Это была репродукция средневековой фрески: Христос — Добрый Пастырь и перед ним стадо. А рядом по бокам два крылатых создания. Справа огненное, словно сотканное из бликов пламени. Слева — темное, с черными траурными крыльями.

— Это мозаика из церкви Сан Аполлинаре Нуово в Равенне, шестой век, — сказал Сорокин, заглянув в альбом. — Знаменитая вещица.

— Художник знаменитый? — спросила с любопытством Нина.

— Как раз мастер неизвестен. Мозаика знаменита скорее своим содержанием, чем своим создателем. Предположительно, это самое первое, самое раннее изображение Чужого, которое дошло до наших дней, — сказал Сорокин.

— Чужого? — Нина удивленно посмотрела на него.

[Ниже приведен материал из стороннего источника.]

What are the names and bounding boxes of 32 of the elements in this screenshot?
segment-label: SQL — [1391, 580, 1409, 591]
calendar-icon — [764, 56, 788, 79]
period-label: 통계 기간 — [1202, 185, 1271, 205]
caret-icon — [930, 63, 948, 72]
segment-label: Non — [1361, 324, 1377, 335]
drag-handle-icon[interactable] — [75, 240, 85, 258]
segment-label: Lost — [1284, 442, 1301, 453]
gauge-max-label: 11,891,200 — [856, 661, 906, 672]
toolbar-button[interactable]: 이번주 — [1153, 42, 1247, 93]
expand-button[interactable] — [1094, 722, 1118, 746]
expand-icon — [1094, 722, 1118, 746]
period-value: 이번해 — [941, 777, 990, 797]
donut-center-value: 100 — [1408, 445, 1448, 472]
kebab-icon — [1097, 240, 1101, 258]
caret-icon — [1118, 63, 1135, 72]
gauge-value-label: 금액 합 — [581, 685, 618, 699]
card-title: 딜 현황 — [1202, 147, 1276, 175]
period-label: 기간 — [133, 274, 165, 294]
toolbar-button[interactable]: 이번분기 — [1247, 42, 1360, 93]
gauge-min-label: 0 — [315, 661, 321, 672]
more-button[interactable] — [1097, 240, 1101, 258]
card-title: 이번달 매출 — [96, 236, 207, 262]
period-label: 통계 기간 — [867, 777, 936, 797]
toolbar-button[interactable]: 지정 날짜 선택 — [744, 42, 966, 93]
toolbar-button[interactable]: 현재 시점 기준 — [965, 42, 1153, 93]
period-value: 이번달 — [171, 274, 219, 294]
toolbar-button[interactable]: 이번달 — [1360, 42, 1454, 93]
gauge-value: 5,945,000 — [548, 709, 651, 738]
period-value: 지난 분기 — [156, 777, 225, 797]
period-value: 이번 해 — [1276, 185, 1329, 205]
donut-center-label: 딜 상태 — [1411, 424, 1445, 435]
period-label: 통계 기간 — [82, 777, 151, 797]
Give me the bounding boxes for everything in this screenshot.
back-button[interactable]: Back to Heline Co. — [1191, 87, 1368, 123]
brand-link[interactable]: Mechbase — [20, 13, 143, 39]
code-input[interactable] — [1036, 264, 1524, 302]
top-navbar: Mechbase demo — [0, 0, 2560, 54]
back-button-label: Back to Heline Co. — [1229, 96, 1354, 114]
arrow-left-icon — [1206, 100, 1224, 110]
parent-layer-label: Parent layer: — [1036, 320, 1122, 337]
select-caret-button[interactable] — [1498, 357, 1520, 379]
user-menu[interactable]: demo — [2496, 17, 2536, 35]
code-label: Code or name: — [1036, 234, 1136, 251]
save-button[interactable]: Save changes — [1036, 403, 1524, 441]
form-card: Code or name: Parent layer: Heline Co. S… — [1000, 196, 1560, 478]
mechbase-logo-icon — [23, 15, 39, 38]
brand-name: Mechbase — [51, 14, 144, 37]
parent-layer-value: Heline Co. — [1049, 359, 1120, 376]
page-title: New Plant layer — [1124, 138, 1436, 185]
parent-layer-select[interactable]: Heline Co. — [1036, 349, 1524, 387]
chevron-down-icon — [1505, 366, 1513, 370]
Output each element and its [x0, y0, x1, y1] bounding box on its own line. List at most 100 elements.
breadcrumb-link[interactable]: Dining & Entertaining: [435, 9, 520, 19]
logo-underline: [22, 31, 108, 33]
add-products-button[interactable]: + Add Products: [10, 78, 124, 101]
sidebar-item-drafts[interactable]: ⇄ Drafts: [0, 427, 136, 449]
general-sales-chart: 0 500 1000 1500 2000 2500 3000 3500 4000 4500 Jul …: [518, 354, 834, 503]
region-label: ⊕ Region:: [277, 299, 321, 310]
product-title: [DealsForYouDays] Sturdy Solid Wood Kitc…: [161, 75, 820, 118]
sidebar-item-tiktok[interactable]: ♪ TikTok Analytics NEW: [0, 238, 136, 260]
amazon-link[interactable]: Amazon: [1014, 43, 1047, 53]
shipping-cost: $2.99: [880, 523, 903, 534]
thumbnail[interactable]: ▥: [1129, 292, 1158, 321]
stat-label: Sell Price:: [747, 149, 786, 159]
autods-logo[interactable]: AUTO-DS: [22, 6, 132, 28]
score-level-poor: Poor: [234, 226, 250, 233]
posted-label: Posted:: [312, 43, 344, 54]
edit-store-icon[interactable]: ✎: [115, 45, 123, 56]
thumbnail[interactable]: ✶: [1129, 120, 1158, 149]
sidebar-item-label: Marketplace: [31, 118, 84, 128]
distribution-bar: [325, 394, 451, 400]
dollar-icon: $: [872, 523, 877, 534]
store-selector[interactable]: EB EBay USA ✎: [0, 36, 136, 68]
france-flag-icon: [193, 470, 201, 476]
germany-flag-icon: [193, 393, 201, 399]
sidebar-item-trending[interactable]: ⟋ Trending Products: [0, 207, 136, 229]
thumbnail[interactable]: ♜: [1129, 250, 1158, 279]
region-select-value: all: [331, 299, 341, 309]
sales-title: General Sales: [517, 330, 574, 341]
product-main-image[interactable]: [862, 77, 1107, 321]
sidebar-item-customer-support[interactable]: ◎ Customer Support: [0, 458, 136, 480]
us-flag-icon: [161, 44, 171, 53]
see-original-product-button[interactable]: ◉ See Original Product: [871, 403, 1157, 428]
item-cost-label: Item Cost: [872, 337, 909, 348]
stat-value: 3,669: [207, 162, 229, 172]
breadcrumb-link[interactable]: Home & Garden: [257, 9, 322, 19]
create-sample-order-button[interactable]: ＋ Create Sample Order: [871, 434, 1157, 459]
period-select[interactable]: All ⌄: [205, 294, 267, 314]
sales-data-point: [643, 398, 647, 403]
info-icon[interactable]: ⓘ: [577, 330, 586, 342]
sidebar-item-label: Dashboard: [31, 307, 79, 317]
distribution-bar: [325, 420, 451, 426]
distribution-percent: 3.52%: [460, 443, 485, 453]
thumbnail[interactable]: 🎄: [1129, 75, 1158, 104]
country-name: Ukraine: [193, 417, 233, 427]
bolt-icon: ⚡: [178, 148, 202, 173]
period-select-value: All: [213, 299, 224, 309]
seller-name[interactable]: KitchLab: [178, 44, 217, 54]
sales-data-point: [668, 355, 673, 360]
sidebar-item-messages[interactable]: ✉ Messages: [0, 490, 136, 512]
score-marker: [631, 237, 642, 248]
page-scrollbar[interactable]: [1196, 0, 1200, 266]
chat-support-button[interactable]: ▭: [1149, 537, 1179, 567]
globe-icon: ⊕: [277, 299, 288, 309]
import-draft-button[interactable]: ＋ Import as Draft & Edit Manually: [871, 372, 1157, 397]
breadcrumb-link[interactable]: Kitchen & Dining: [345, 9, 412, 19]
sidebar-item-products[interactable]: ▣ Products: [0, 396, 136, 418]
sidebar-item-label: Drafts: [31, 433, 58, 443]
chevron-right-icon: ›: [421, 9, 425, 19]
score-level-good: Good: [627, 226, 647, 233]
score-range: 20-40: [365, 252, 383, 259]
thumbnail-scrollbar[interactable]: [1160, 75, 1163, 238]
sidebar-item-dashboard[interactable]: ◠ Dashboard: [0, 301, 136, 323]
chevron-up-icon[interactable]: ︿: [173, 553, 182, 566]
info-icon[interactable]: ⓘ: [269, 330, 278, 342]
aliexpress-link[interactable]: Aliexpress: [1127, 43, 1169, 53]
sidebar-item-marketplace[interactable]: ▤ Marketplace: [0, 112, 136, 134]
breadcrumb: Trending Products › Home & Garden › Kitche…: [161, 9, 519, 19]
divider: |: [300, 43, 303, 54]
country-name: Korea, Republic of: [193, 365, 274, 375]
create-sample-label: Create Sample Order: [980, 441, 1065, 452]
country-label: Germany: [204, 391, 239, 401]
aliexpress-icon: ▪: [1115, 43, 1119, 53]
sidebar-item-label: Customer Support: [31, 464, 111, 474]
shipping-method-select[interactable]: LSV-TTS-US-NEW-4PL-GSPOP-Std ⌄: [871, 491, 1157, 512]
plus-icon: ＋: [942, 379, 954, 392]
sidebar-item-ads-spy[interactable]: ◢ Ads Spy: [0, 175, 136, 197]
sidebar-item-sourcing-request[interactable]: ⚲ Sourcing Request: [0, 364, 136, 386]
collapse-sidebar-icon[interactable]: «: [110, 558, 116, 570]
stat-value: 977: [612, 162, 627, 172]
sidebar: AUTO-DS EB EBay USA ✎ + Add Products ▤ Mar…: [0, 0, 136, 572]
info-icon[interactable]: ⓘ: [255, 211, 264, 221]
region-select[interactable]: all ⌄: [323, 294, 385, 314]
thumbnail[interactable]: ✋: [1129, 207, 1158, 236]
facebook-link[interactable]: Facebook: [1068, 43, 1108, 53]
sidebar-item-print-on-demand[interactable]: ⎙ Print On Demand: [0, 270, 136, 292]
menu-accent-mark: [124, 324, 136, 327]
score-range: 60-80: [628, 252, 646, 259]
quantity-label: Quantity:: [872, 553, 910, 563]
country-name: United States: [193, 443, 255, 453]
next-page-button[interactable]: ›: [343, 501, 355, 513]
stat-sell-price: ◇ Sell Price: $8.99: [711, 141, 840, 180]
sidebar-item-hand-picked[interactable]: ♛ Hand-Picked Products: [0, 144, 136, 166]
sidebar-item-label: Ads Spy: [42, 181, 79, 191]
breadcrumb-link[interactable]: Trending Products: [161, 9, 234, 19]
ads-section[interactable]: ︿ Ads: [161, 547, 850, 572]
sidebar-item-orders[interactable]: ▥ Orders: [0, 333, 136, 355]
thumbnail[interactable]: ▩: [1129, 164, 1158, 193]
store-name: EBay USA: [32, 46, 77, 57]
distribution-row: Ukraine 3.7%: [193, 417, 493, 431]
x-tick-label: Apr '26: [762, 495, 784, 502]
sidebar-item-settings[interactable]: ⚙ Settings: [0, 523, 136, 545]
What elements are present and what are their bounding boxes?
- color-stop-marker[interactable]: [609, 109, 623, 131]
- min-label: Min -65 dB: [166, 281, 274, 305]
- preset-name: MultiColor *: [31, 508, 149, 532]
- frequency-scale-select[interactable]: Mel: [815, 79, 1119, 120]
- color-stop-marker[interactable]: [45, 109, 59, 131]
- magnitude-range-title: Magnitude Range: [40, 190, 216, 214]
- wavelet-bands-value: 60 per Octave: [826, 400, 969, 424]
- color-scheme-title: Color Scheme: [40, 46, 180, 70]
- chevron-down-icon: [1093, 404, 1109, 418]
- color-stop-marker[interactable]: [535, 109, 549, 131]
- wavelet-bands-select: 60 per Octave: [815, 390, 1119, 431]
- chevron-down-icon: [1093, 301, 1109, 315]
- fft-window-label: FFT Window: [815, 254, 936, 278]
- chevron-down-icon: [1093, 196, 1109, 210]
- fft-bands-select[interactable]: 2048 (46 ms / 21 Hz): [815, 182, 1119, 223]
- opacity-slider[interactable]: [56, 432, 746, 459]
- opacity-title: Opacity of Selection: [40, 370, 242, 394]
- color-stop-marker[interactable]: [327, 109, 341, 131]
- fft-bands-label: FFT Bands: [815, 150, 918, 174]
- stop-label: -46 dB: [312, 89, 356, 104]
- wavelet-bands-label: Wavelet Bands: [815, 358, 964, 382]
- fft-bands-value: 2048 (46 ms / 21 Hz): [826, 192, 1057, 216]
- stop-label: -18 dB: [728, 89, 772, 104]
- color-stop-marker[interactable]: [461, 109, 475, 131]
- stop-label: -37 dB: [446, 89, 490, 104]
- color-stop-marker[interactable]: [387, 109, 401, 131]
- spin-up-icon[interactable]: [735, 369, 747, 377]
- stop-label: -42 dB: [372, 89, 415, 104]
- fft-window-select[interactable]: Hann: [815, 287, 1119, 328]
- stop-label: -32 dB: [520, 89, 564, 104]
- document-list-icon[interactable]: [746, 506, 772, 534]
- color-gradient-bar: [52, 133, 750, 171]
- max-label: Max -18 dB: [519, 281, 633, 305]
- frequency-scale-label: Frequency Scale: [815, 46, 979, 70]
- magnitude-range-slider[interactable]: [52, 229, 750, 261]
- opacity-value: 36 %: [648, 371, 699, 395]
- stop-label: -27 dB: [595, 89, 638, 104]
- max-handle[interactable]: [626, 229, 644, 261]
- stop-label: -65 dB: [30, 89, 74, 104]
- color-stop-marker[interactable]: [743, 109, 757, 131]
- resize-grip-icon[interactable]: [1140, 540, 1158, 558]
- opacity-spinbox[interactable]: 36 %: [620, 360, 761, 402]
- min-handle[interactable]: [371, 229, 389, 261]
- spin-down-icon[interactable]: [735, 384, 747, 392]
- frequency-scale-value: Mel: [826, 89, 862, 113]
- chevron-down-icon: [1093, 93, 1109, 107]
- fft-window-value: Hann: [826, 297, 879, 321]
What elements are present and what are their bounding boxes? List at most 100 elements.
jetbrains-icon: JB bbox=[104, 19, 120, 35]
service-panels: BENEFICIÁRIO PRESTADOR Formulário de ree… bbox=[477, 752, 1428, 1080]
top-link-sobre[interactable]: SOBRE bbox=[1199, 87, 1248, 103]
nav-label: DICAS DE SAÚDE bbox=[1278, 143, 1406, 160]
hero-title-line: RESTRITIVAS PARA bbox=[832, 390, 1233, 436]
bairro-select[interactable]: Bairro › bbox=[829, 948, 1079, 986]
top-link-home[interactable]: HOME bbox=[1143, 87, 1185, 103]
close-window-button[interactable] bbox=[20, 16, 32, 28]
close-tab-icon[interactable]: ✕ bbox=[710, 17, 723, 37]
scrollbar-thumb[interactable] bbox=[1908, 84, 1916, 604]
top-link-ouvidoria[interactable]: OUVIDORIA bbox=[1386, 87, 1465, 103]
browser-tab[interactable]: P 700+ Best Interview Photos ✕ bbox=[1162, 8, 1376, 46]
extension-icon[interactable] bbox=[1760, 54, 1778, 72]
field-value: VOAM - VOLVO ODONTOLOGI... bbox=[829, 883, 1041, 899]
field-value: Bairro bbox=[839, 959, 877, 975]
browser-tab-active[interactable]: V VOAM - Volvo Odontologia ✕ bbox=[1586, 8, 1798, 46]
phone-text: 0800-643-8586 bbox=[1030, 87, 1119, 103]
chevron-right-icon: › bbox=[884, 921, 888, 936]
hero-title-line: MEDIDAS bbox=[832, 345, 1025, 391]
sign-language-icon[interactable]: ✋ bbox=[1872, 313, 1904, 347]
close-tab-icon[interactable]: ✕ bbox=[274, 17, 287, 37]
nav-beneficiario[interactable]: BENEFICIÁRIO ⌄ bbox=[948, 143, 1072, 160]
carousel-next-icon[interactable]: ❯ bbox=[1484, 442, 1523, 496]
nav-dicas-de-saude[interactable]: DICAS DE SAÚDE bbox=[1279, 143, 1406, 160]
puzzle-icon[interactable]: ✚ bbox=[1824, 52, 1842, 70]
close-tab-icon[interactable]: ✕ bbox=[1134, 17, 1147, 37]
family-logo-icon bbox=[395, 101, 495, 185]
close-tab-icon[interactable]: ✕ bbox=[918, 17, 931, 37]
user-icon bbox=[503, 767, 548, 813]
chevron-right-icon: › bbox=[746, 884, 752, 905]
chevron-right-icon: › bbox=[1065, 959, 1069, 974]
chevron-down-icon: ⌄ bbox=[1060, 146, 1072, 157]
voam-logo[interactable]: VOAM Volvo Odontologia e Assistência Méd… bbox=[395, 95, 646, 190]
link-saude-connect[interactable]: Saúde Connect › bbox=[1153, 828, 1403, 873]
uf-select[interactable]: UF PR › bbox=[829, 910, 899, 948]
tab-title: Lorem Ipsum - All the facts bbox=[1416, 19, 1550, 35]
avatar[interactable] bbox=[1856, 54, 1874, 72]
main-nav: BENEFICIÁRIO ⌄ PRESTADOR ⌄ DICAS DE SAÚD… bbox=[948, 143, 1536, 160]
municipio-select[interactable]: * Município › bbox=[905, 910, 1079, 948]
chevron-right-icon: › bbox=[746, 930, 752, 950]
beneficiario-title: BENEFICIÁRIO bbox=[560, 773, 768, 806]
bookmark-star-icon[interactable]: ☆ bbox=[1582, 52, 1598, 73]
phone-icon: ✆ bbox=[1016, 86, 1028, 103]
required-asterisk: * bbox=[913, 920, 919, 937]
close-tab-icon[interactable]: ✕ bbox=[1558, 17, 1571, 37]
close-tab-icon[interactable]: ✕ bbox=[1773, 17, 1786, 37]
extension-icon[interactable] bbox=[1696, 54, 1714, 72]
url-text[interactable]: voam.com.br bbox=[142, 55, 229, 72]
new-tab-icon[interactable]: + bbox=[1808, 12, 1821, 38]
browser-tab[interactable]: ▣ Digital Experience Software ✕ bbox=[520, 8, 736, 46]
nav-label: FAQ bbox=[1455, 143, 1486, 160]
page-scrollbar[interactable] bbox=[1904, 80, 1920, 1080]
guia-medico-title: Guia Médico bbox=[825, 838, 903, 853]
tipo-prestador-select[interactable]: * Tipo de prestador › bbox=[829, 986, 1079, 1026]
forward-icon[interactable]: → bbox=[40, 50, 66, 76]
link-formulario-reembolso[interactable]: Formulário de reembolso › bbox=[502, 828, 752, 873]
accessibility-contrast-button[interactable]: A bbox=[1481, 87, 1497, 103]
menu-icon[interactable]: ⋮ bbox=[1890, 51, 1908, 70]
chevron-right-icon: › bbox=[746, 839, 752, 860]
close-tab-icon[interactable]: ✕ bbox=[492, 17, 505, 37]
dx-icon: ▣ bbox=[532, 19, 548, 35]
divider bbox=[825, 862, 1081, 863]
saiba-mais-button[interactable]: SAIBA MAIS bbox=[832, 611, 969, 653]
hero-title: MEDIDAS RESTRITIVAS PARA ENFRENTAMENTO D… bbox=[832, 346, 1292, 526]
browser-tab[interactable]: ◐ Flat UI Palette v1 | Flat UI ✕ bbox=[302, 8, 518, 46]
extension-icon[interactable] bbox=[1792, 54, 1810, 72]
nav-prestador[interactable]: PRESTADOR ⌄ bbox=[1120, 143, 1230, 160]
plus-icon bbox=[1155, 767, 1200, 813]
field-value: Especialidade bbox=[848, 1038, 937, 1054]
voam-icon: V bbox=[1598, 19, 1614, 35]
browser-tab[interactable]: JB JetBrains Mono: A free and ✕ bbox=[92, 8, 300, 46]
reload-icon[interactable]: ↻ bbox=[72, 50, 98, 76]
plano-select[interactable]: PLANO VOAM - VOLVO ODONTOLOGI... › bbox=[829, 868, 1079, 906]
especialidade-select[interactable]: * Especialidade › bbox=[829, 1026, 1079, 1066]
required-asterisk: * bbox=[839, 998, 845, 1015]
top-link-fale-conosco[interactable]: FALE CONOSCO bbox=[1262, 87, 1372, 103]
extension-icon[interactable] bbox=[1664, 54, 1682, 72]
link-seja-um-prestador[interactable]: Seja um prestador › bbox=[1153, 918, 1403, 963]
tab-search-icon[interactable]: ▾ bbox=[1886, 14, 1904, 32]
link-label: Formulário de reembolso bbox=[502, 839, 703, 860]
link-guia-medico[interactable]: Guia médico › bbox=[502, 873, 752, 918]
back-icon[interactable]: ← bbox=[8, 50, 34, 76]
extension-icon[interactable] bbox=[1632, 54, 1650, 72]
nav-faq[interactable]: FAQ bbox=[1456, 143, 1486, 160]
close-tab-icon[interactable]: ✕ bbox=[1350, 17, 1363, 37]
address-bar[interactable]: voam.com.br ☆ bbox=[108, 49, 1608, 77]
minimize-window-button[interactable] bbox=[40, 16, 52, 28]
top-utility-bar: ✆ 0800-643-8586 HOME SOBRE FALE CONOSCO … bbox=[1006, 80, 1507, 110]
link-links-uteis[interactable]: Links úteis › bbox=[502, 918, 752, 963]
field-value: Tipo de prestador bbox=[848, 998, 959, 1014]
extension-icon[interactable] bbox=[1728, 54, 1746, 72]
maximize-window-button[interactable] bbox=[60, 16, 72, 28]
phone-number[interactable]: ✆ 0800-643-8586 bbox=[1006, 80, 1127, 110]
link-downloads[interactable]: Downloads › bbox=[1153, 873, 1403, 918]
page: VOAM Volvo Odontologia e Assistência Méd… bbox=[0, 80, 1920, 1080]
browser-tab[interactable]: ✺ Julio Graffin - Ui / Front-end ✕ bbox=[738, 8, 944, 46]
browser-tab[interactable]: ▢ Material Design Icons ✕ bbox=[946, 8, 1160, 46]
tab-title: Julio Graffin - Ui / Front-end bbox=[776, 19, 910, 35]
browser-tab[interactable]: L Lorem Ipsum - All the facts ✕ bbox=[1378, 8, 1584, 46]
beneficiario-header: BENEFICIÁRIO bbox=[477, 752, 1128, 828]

— Ну да, Чужого, или Демона, Дьявола, Сатаны. Повелителя Мух, Князя Мира, Владыки преисподней, Утренней Падающей Звезды, — Сорокин усмехнулся. — Черный ангел вместе с Пастырем Добрым и Ангелом Света заняты весьма благородным дельцем, отделением овец от козлищ в стаде покорной паствы. Шестой век представлял даже этого Повелителя Мух этаким вот кудрявым женоподобным красавцем, схожим скорее с античным богом, которые в то время еще не покинули окончательно руины своих языческих храмов во всей огромной Римской империи. Великое христианское искусство первых веков во всем сияло ясностью и миром. Все — свет, как видите. И даже вокруг самого Князя Тьмы. Нет даже и намека на надвигающиеся мрачные времена, когда за такую вот еретическую картину мастера могли, как полено, сжечь на костре. — Сорокин, склонив голову, задумчиво рассматривал фреску. — Мастер из Сан Аполлинаре Нуово так и остался неизвестным. Хотя это был великий художник, новатор. Но это и лучше, наверное.

— Отчего же? — спросила Катя.

— Ну, по крайней мере, таким образом он для нас остался полнейшей загадкой. А потом, есть такое поверье, что все, кто осмеливался изобразить Чужого привлекательным, прекрасным существом, кончали очень даже плохо. Мне Георгий рассказывал давно еще (Сорокин тут впервые упомянул имя покойного мужа Александры Модестовны) О Михаиле Врубеле. Он мемуары очевидца читал, посещавшего художника в доме умалишенных под Киевом. Прямо мороз по коже. Он сидел в карцере, обитом войлоком. Бросался на стены, потому что ему постоянно казалось, что по комнате ползают тысячи гигантских мокриц. Страшный конец для создателя «Демона» и «Принцессы Грезы», не так ли?